Baca juga: Bertemu Wapres Ma'ruf, Dubes Selandia Baru Bahas Radikalisme

Keputusan memperpanjang masa transisi darurat yang seharusnya berakhir pada 31 Desember 2019, diputuskan dalam rapat tentang rehabilitasi dan rekonstruksi yang dipimpin Wakil Presiden (Wapres) Ma'ruf Amin di Jakarta, Kamis (14/11/2019). 

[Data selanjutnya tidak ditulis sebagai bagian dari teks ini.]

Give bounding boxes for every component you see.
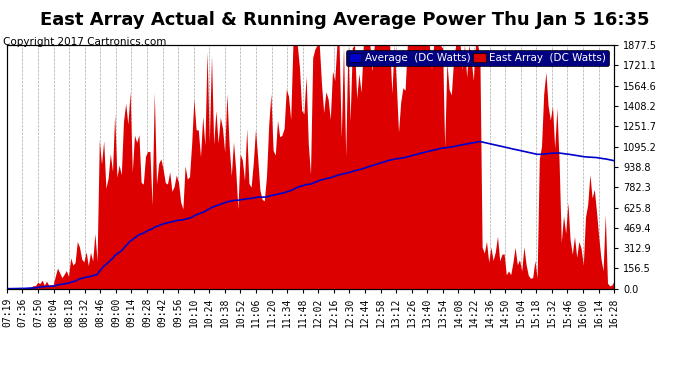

"Status transisi darurat di NTB, berdasarkan hasil kesepakatan, akan diperpanjang. Arahan Bapak Wapres supaya ada solusi, tidak perlu harus menunggu tanggap darurat selesai. Sehingga, masyarakat bisa segera menerima bantuan dana jaminan hidup," ujar Kepala BNPB Doni Monardo usai rapat di kantor Wapres. 

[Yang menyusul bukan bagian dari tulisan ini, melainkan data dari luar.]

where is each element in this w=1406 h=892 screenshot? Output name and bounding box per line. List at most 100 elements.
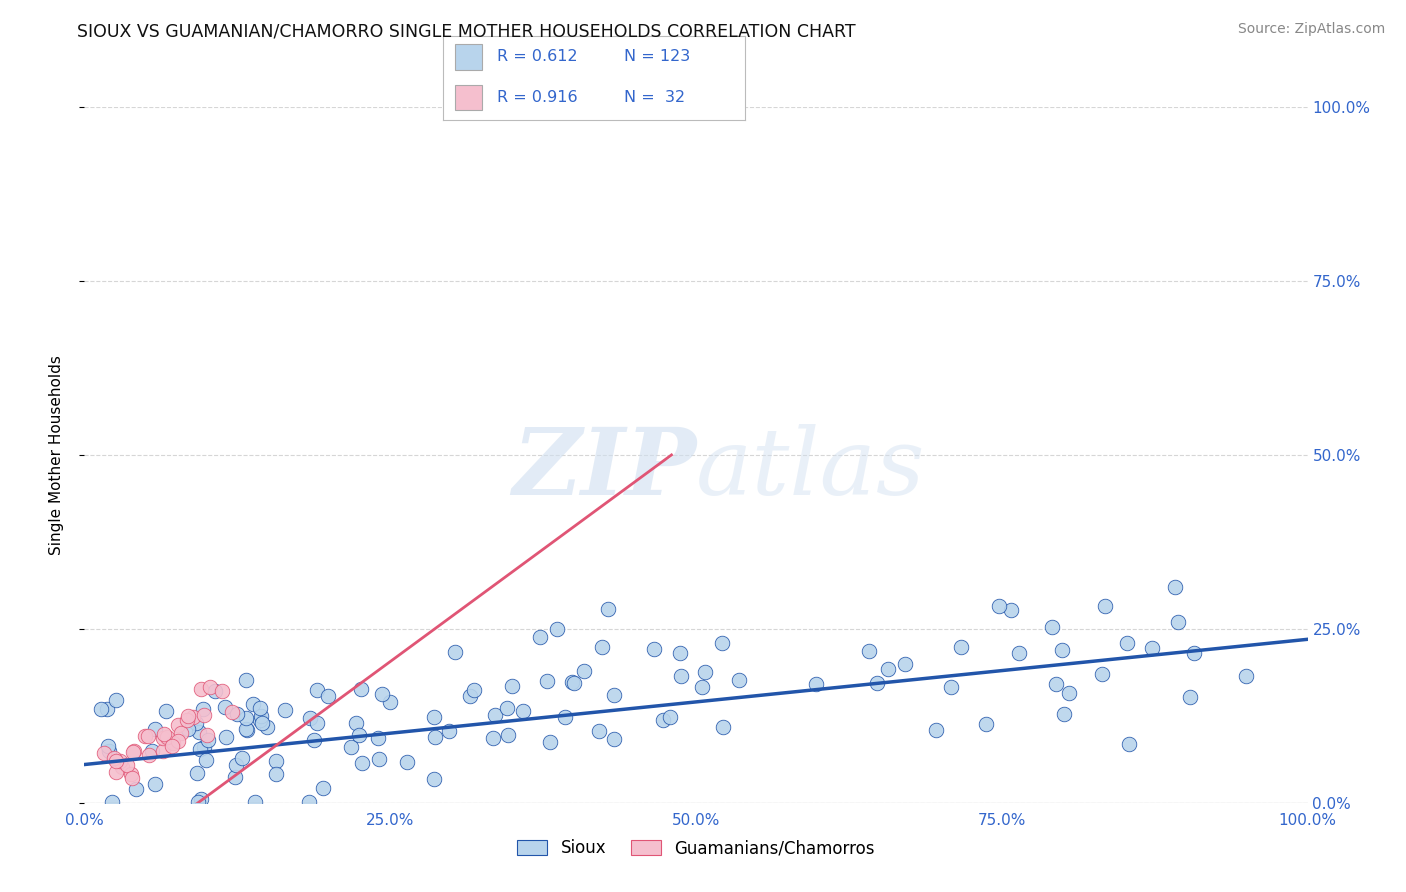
Point <box>187 724 209 739</box>
Point <box>350 756 373 771</box>
Point <box>187 795 209 809</box>
Point <box>181 710 204 724</box>
Point <box>695 665 717 679</box>
Point <box>312 781 335 796</box>
Point <box>120 767 142 781</box>
Legend: Sioux, Guamanians/Chamorros: Sioux, Guamanians/Chamorros <box>510 833 882 864</box>
Point <box>136 729 159 743</box>
Point <box>876 662 898 676</box>
Point <box>298 795 321 809</box>
Point <box>1000 603 1022 617</box>
Point <box>110 754 132 768</box>
Point <box>1007 646 1029 660</box>
Point <box>437 724 460 739</box>
Point <box>155 704 177 718</box>
Point <box>1045 676 1067 690</box>
Point <box>316 689 339 703</box>
Point <box>425 730 447 744</box>
Point <box>340 739 363 754</box>
Point <box>1184 646 1206 660</box>
Text: R = 0.612: R = 0.612 <box>498 49 578 64</box>
Point <box>304 733 326 747</box>
Point <box>193 708 215 723</box>
Point <box>153 726 176 740</box>
Point <box>235 673 257 688</box>
Point <box>924 723 946 737</box>
Point <box>974 716 997 731</box>
Point <box>1167 615 1189 629</box>
Point <box>214 700 236 714</box>
Bar <box>456 85 482 111</box>
Point <box>643 642 665 657</box>
Point <box>554 709 576 723</box>
Point <box>659 710 682 724</box>
Point <box>105 693 128 707</box>
Point <box>143 723 166 737</box>
Point <box>482 731 505 746</box>
Point <box>367 731 389 745</box>
Point <box>242 697 264 711</box>
Point <box>204 684 226 698</box>
Point <box>651 713 673 727</box>
Point <box>1164 580 1187 594</box>
Point <box>124 781 146 796</box>
Point <box>711 636 734 650</box>
Point <box>177 709 200 723</box>
Point <box>190 681 212 696</box>
Point <box>422 710 444 724</box>
Point <box>496 728 519 742</box>
Point <box>591 640 613 654</box>
Point <box>193 739 215 754</box>
Point <box>103 751 125 765</box>
Point <box>231 751 253 765</box>
Point <box>186 766 208 780</box>
Point <box>143 777 166 791</box>
Point <box>603 732 626 747</box>
Point <box>211 684 233 698</box>
Point <box>235 711 257 725</box>
Point <box>250 709 273 723</box>
Point <box>669 669 692 683</box>
Point <box>1116 636 1139 650</box>
Point <box>1057 686 1080 700</box>
Point <box>484 707 506 722</box>
Point <box>711 720 734 734</box>
Point <box>243 795 266 809</box>
Point <box>1094 599 1116 613</box>
Point <box>396 755 419 769</box>
Point <box>195 728 218 742</box>
Point <box>949 640 972 654</box>
Point <box>495 700 517 714</box>
Bar <box>456 45 482 70</box>
Point <box>224 770 246 784</box>
Point <box>894 657 917 672</box>
Point <box>988 599 1011 613</box>
Point <box>162 736 184 750</box>
Point <box>1053 707 1076 722</box>
Point <box>669 646 692 660</box>
Y-axis label: Single Mother Households: Single Mother Households <box>49 355 63 555</box>
Point <box>93 746 115 760</box>
Point <box>344 716 367 731</box>
Point <box>939 680 962 694</box>
Point <box>512 705 534 719</box>
Point <box>236 723 259 738</box>
Point <box>1040 620 1063 634</box>
Point <box>443 645 465 659</box>
Point <box>221 705 243 719</box>
Point <box>121 772 143 786</box>
Point <box>152 731 174 746</box>
Point <box>111 760 134 774</box>
Point <box>596 602 619 616</box>
Point <box>1234 669 1257 683</box>
Point <box>350 681 373 696</box>
Point <box>96 739 118 754</box>
Point <box>188 742 211 756</box>
Point <box>155 730 177 744</box>
Point <box>347 728 370 742</box>
Point <box>186 715 208 730</box>
Point <box>162 739 184 753</box>
Point <box>264 766 287 780</box>
Point <box>249 714 271 728</box>
Point <box>215 731 238 745</box>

Menurut Doni, jika status tanggap darurat selesai, maka BNPB tak bisa lagi menggunakan dana siap pakai (DSP) dalam mengkoordinasikan proses rehabilitasi dan rekonstruksi bersama pemerintah daerah NTB.

Sehingga, jika tak menggunakan DSP, proses pencairan dan penyaluran dana untuk rehabilitasi dan rekonstruksi akan memakan waktu lebih lama. 

"Kalau status tanggap darurat selesai, artinya harus menggunakan dana hibah. Sementara kalau pakai dana hibah, prosesnya relatif agak lama. Jadi kenapa ini diperpanjang, supaya ada ruang lebih luas," tuturnya. 

Perpanjangan masa transisi darurat ini juga dilakukan sesuai harapan Ma'ruf yang ingin memastikan proses rehabilitasi dan rekonstruksi masyarakat terdampak bencana alam segera terlaksana seluruhnya.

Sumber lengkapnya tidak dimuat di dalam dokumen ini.